Column: Chargers’ window is wide open, but they better take advantage of it now

Chargers quarterback Philip Rivers has said he intends to play in 2020, when the Chargers move into their new stadium in Inglewood. Beyond that, who knows?
(Harry How / Getty Images)

The Chargers’ doomsday scenario isn’t difficult to imagine.

Picture this:

It’s 2021. Philip Rivers has retired. Joey Bosa has departed in free agency. The Chargers are entering their second season in their new stadium, but have to share the place with the defending Super Bowl champion Rams.

So much for the ambitions they had of making themselves relevant in Los Angeles.

The point of painting such a bleak picture isn’t to introduce a fear of the future but, rather, to emphasize the promise of the upcoming season.

This is a rare window of opportunity in the tortured history of the Chargers.

“No question,” Rivers said.

They better do something with it.

Previewing the 2019 NFL season as the league celebrates its 100th year and the Rams and Chargers look to contend for the Super Bowl LIV title.


They still have their franchise quarterback in Rivers. They have dominant pass rushers in Melvin Ingram, whom the team has signed to a long-term contract, and Bosa, whom they haven’t.

They have a top-tier running back in the prime of his career in Melvin Gordon, assuming he ends his holdout and rejoins them at some point.

In their first season back in Los Angeles, they won six of their last seven games and narrowly missed the postseason.

In their second, last year, they were 12-4 and won a playoff game.

The Chargers should again be a contender to emerge from the AFC and earn a place in the Super Bowl, along with the Kansas City Chiefs and New England Patriots.

“I think we are in a similar window that we were in from 2006 to 2009,” Rivers said.

Over that four-year stretch, the Chargers won four AFC West Division championships and averaged more than 11 wins per season. They secured a couple of first-round byes in the playoffs and reached an AFC championship game.

In the eight years that followed, they returned to the playoffs once.

Rivers’ sense is that window has opened up again — perhaps for the last time in his career.

“I feel like we’re in that window,” Rivers said. “That doesn’t mean that it’s going to just happen, but I do feel like we’re in that window capability-wise.”

Rivers mentioned the competition the Chargers will encounter in the West, particularly from the defending division champion Chiefs.

“That’s where it starts for us, trying to find a way to win the division,” he said.

The Chiefs won’t be their only obstacle.

The Chargers’ best defensive back, Derwin James, will be sidelined for three to four months.

Left tackle Russell Okung is sidelined indefinitely after suffering a pulmonary embolism.

Receiver Keenan Allen has been slowed by knee and ankle problems.

“Once we start playing real football games, we’ll see exactly where we are,” coach Anthony Lynn said.

The Chargers host the Colts in Week 1 and the Houston Texans in Week 3.

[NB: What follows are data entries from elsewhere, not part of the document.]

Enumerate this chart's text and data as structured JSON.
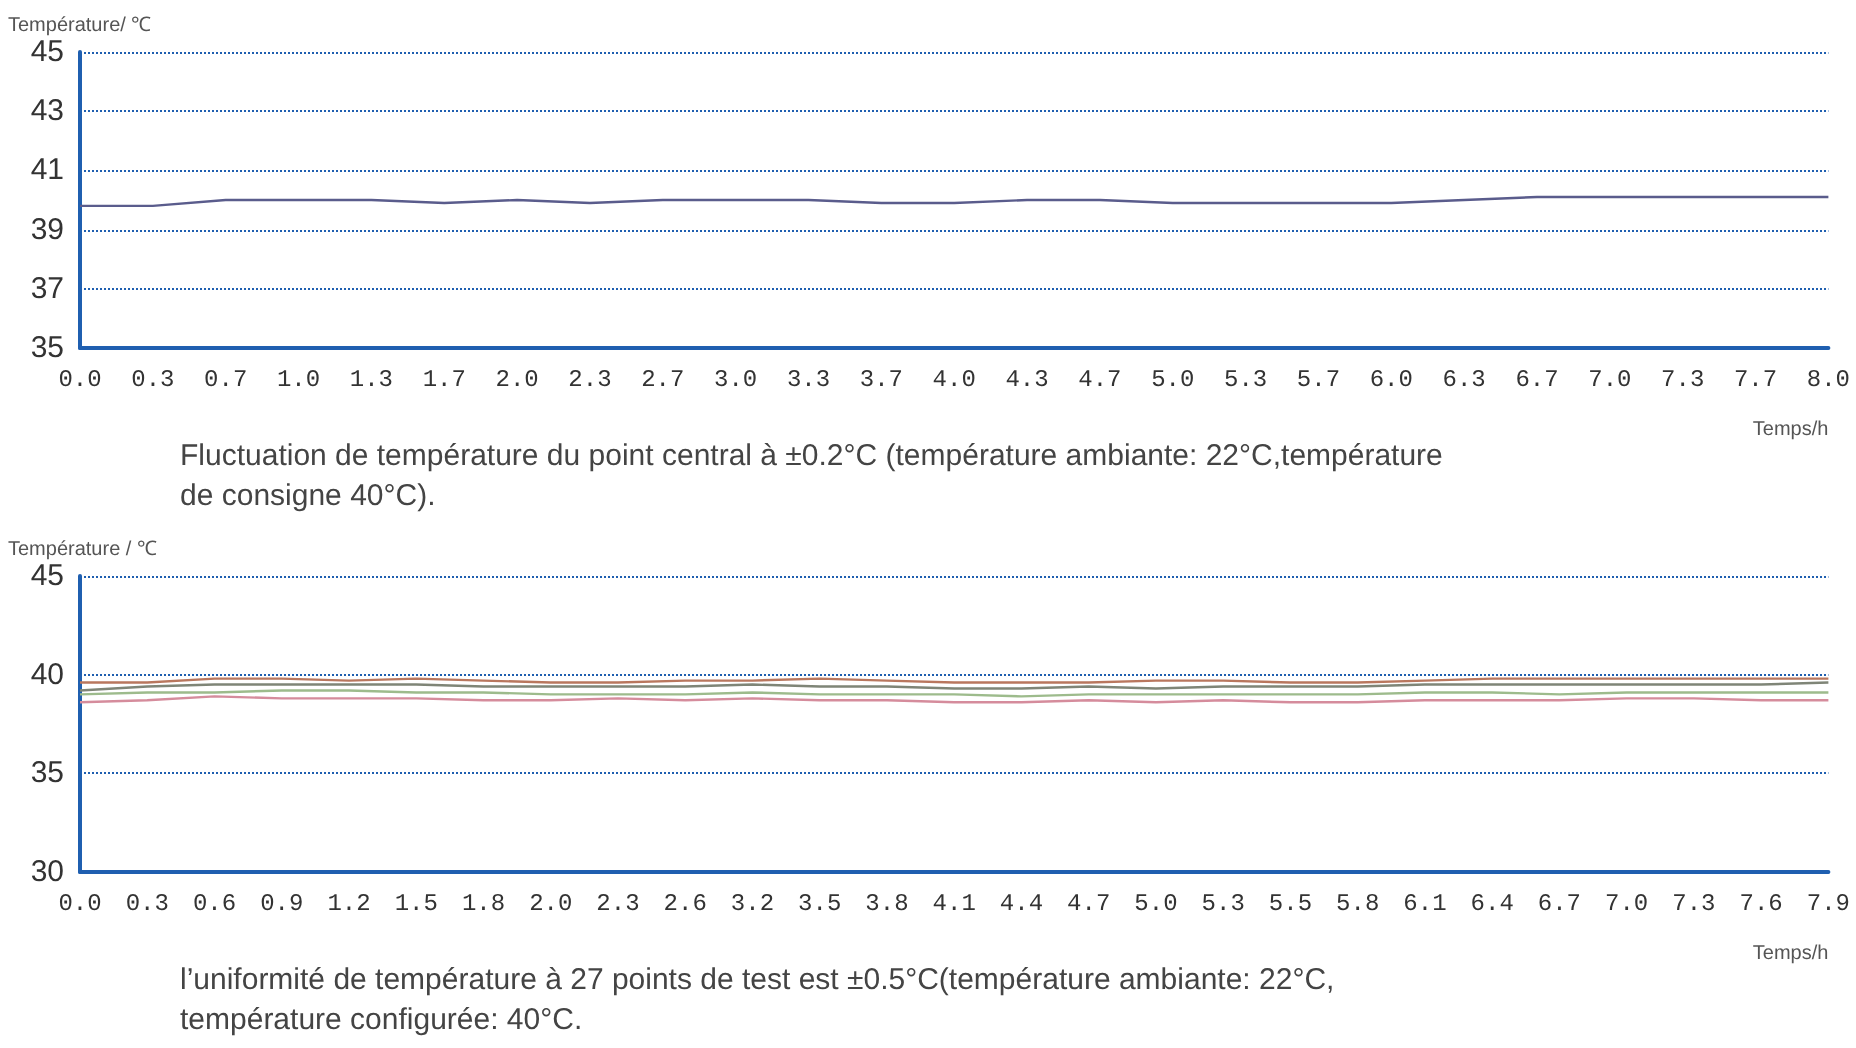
{
  "chart_data": [
    {
      "type": "line",
      "ylabel": "Température/ ℃",
      "xlabel": "Temps/h",
      "categories": [
        "0.0",
        "0.3",
        "0.7",
        "1.0",
        "1.3",
        "1.7",
        "2.0",
        "2.3",
        "2.7",
        "3.0",
        "3.3",
        "3.7",
        "4.0",
        "4.3",
        "4.7",
        "5.0",
        "5.3",
        "5.7",
        "6.0",
        "6.3",
        "6.7",
        "7.0",
        "7.3",
        "7.7",
        "8.0"
      ],
      "series": [
        {
          "color": "#5a5c8c",
          "values": [
            39.8,
            39.8,
            40.0,
            40.0,
            40.0,
            39.9,
            40.0,
            39.9,
            40.0,
            40.0,
            40.0,
            39.9,
            39.9,
            40.0,
            40.0,
            39.9,
            39.9,
            39.9,
            39.9,
            40.0,
            40.1,
            40.1,
            40.1,
            40.1,
            40.1
          ]
        }
      ],
      "ylim": [
        35,
        45
      ],
      "yticks": [
        35,
        37,
        39,
        41,
        43,
        45
      ],
      "grid": "y",
      "marker": "none",
      "line_style": "solid",
      "annotations": [
        "Fluctuation de température du point central à ±0.2°C (température ambiante: 22°C,température de consigne 40°C)."
      ]
    },
    {
      "type": "line",
      "ylabel": "Température / ℃",
      "xlabel": "Temps/h",
      "categories": [
        "0.0",
        "0.3",
        "0.6",
        "0.9",
        "1.2",
        "1.5",
        "1.8",
        "2.0",
        "2.3",
        "2.6",
        "3.2",
        "3.5",
        "3.8",
        "4.1",
        "4.4",
        "4.7",
        "5.0",
        "5.3",
        "5.5",
        "5.8",
        "6.1",
        "6.4",
        "6.7",
        "7.0",
        "7.3",
        "7.6",
        "7.9"
      ],
      "series": [
        {
          "color": "#b9775e",
          "values": [
            39.6,
            39.6,
            39.8,
            39.8,
            39.7,
            39.8,
            39.7,
            39.6,
            39.6,
            39.7,
            39.7,
            39.8,
            39.7,
            39.6,
            39.6,
            39.6,
            39.7,
            39.7,
            39.6,
            39.6,
            39.7,
            39.8,
            39.8,
            39.8,
            39.8,
            39.8,
            39.8
          ]
        },
        {
          "color": "#7f8577",
          "values": [
            39.2,
            39.4,
            39.5,
            39.5,
            39.5,
            39.5,
            39.4,
            39.4,
            39.4,
            39.4,
            39.5,
            39.4,
            39.4,
            39.3,
            39.3,
            39.4,
            39.3,
            39.4,
            39.4,
            39.4,
            39.5,
            39.5,
            39.5,
            39.5,
            39.5,
            39.5,
            39.6
          ]
        },
        {
          "color": "#9dbb8c",
          "values": [
            39.0,
            39.1,
            39.1,
            39.2,
            39.2,
            39.1,
            39.1,
            39.0,
            39.0,
            39.0,
            39.1,
            39.0,
            39.0,
            39.0,
            38.9,
            39.0,
            39.0,
            39.0,
            39.0,
            39.0,
            39.1,
            39.1,
            39.0,
            39.1,
            39.1,
            39.1,
            39.1
          ]
        },
        {
          "color": "#d58c9c",
          "values": [
            38.6,
            38.7,
            38.9,
            38.8,
            38.8,
            38.8,
            38.7,
            38.7,
            38.8,
            38.7,
            38.8,
            38.7,
            38.7,
            38.6,
            38.6,
            38.7,
            38.6,
            38.7,
            38.6,
            38.6,
            38.7,
            38.7,
            38.7,
            38.8,
            38.8,
            38.7,
            38.7
          ]
        }
      ],
      "ylim": [
        30,
        45
      ],
      "yticks": [
        30,
        35,
        40,
        45
      ],
      "grid": "y",
      "marker": "none",
      "line_style": "solid",
      "annotations": [
        "l’uniformité de température à 27 points de test est ±0.5°C(température ambiante: 22°C, température configurée: 40°C."
      ]
    }
  ]
}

Whatever problems the Chargers have now are nothing compared with what they could face in the future.

Bosa, a former No. 3 overall pick in the draft, is entering his fourth year in the league. The team already has picked up the fifth-year option on his rookie contract, but there are no guarantees he will be with them beyond that.

In fact, if Bosa plays too well over the next couple of seasons, the Chargers could decide to let him go rather than offer him the kind of megadeal that would be required to keep him.

But if they part ways with Bosa, they would have to replace him. There’s no guarantee they would be able to do so capably.

The same is true of Rivers, their ageless wonder.

Now in his 16th season, Rivers still projects a youthful exuberance.

“I feel great mentally,” Rivers said.

And physically?

“I don’t know about that,” Rivers joked. “I felt stiff and old this morning.”

Which should be expected. He will be 38 by the next Super Bowl.

His longevity has afforded the Chargers the luxury of being set at their most important position for more than a decade. In each of the last 13 seasons, Rivers started all 16 regular-season games.

As well as Rivers played last season, the reality is that his career is down to its two-minute warning.

Rivers has said he intends to play in 2020, when the Chargers move into their new stadium. Beyond that, who knows?

And who knows where the Chargers could be headed?

They have to win now. They don’t know when a window will open for them again.